Manufacturing ethylene oxide is seldom routine, even when routines fall into place. Unexpected shutdowns, logistics disruptions, or unplanned demand from customers require a flexible team. Our supply managers and drivers have contingency plans for rerouting, while on-call mechanics track down leaks or process anomalies at any time of day. All of this happens behind the scenes, hidden from end consumers who depend on sterile products or clean plastics.

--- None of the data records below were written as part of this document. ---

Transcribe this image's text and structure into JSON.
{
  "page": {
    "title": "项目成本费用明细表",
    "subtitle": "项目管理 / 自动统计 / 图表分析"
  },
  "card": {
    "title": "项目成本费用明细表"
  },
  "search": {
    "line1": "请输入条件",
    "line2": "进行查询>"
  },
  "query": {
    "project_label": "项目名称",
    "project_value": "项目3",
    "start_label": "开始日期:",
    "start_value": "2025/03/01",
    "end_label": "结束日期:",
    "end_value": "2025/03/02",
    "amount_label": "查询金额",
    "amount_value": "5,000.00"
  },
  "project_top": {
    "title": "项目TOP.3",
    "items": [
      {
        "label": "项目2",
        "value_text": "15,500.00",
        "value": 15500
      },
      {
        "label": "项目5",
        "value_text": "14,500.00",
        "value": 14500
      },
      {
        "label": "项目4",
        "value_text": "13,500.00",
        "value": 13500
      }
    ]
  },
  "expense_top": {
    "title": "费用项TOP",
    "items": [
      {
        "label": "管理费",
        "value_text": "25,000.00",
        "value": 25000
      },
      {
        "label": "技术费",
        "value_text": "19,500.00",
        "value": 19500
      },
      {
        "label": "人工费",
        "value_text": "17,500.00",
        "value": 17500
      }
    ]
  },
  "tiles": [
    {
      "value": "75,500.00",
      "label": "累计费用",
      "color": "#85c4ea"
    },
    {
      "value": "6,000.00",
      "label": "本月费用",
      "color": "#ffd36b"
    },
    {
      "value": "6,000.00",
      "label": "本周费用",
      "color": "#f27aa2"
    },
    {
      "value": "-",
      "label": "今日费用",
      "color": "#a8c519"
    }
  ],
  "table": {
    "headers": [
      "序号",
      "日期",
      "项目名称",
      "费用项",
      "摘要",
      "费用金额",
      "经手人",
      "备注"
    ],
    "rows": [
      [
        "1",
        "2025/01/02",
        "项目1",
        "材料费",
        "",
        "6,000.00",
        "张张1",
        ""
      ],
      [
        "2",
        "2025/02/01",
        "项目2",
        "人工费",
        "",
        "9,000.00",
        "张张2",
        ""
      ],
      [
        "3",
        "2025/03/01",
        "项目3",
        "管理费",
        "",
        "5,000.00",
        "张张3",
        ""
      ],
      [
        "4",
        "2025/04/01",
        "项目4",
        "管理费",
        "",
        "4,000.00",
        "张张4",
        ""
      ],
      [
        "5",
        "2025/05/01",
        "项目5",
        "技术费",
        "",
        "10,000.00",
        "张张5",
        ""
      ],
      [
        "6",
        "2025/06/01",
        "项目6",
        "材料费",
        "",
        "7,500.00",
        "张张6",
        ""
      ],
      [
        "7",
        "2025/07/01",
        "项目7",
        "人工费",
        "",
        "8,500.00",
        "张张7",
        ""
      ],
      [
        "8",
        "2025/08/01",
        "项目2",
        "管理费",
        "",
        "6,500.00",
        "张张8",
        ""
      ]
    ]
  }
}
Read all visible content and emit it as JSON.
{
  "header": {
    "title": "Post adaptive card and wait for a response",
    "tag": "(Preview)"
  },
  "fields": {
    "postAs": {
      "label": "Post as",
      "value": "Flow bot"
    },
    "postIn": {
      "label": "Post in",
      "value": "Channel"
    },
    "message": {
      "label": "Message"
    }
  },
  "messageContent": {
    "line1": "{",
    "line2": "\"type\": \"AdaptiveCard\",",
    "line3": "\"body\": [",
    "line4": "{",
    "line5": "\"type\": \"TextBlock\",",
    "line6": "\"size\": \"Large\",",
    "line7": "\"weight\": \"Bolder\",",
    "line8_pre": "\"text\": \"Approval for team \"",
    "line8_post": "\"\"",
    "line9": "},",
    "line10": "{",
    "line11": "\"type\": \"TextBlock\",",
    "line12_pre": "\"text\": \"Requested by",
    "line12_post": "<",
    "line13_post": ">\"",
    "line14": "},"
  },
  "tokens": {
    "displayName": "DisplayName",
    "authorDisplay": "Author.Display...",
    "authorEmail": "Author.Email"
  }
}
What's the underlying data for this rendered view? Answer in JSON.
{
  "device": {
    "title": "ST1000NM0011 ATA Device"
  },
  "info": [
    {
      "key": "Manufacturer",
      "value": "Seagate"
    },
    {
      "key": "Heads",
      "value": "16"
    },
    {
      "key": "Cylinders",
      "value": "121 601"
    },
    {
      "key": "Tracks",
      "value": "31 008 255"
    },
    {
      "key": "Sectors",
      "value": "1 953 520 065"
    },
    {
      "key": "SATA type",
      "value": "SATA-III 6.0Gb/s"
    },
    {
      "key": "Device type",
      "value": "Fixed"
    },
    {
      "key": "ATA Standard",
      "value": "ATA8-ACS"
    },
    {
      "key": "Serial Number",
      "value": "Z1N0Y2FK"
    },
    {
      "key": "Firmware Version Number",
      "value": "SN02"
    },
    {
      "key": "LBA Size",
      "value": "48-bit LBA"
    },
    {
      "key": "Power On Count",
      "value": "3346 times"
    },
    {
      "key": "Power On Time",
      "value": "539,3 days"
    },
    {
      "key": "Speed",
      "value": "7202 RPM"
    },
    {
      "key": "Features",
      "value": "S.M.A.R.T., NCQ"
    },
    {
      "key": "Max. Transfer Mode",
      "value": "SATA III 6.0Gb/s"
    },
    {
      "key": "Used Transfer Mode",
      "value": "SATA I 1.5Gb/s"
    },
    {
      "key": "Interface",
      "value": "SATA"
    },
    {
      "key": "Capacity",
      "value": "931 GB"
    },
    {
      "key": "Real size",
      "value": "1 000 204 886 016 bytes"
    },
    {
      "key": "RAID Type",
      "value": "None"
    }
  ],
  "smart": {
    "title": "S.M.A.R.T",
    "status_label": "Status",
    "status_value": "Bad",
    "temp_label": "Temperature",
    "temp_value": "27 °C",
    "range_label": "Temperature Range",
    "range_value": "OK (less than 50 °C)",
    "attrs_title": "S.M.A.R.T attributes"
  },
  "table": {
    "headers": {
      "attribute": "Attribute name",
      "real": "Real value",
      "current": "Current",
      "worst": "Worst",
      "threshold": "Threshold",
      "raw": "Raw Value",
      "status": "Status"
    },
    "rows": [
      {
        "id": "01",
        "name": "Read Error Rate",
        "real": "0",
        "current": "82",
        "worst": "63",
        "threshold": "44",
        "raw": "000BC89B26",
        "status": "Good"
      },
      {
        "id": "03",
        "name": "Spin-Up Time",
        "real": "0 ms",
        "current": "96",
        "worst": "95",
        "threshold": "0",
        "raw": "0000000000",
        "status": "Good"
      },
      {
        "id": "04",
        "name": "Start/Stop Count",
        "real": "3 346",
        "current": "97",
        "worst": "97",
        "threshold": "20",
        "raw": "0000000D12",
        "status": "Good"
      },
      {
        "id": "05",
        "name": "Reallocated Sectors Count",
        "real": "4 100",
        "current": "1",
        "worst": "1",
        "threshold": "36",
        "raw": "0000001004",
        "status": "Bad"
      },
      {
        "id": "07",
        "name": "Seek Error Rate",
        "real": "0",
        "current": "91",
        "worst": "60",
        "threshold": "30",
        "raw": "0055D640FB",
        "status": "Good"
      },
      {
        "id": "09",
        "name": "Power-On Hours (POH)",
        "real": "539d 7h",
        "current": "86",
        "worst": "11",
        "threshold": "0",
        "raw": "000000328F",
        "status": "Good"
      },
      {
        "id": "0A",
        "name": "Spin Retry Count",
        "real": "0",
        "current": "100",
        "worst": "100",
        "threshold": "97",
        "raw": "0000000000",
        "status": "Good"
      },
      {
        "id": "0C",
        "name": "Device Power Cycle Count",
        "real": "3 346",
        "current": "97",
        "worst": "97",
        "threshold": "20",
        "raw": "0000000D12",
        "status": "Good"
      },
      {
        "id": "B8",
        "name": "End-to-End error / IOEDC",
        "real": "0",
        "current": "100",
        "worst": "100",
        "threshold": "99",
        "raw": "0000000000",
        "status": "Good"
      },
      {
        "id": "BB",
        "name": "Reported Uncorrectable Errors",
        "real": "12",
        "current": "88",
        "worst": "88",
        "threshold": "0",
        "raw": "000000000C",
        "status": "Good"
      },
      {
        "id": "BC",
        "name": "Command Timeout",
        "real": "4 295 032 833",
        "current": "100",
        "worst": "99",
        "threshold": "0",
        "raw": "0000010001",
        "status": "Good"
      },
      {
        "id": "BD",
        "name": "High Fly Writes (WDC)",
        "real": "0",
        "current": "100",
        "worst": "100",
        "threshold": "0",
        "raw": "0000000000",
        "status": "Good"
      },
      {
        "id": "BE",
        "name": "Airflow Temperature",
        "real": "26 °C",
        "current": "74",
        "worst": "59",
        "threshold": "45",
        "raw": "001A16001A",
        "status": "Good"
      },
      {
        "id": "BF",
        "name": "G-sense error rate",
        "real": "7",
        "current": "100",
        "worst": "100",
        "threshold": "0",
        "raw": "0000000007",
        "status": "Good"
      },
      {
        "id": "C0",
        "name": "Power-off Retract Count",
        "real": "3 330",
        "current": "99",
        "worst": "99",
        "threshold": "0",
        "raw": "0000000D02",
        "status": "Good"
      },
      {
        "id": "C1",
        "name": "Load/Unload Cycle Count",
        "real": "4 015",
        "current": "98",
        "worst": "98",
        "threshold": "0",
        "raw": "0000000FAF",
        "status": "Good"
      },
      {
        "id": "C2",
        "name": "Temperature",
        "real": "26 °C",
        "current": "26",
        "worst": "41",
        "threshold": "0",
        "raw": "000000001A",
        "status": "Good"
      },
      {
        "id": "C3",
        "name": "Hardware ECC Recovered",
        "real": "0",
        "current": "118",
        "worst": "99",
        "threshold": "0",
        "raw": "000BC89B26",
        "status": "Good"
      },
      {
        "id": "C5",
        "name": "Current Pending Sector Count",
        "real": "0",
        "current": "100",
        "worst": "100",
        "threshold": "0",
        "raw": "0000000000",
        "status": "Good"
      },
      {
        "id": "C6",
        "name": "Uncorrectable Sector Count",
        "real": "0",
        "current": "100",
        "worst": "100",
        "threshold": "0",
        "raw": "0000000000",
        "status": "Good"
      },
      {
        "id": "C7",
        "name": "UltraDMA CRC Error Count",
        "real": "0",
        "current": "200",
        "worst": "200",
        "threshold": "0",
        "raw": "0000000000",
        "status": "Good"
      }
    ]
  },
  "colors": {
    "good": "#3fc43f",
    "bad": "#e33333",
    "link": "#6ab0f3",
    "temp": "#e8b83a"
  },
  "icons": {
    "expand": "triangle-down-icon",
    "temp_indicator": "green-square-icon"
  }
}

Quality assurance stays at the forefront for every container we load. Each plant floor technician knows the impact that a single off-spec shipment can have on a large-scale production run or on a hospital’s ability to deliver safe patient care. Internally, we encourage a culture of transparency—everyone from operators to senior engineers can flag an issue or suggest a process revision. Mistakes cannot be buried; lessons fuel our success.
No ethylene oxide manufacturer can operate in a vacuum. Regular meetings with customers, regulators, and logistics partners turn abstract problems into specific scopes of change. Feedback from a plastics producer refining their PET process, or a sterilization company seeking to cut batch cycle times, tells us where to improve. We run internal workshops and task forces to investigate any recurring trend in complaints or special requests.
R&D teams work beside production engineers to test new catalysts, try advanced separation techniques, or qualify more sustainable raw materials. Each improvement often takes months of trials, setbacks, and, ultimately, a result that both we and our customers can count on. Our knowledge does not stay in files on a shelf—it feeds into everything from plant control upgrades to onboarding new operators.
Ethylene oxide brings unique challenges and opportunities to our industry. Its role underpins modern healthcare, consumer safety, resilient supply chains, and the production of goods used every day. As manufacturers, we see the ups and downs—the pressure to lead on safety, to support innovation, and to grapple with environmental demands. We draw on years of experience, a shared sense of responsibility, and a constant drive to do better.
Our aim is not only to deliver reliable product, but to share practical knowledge and play our part in improving every link of the chain, from plant to end use. We move forward with both respect for what ethylene oxide makes possible, and for the care that real-world production demands.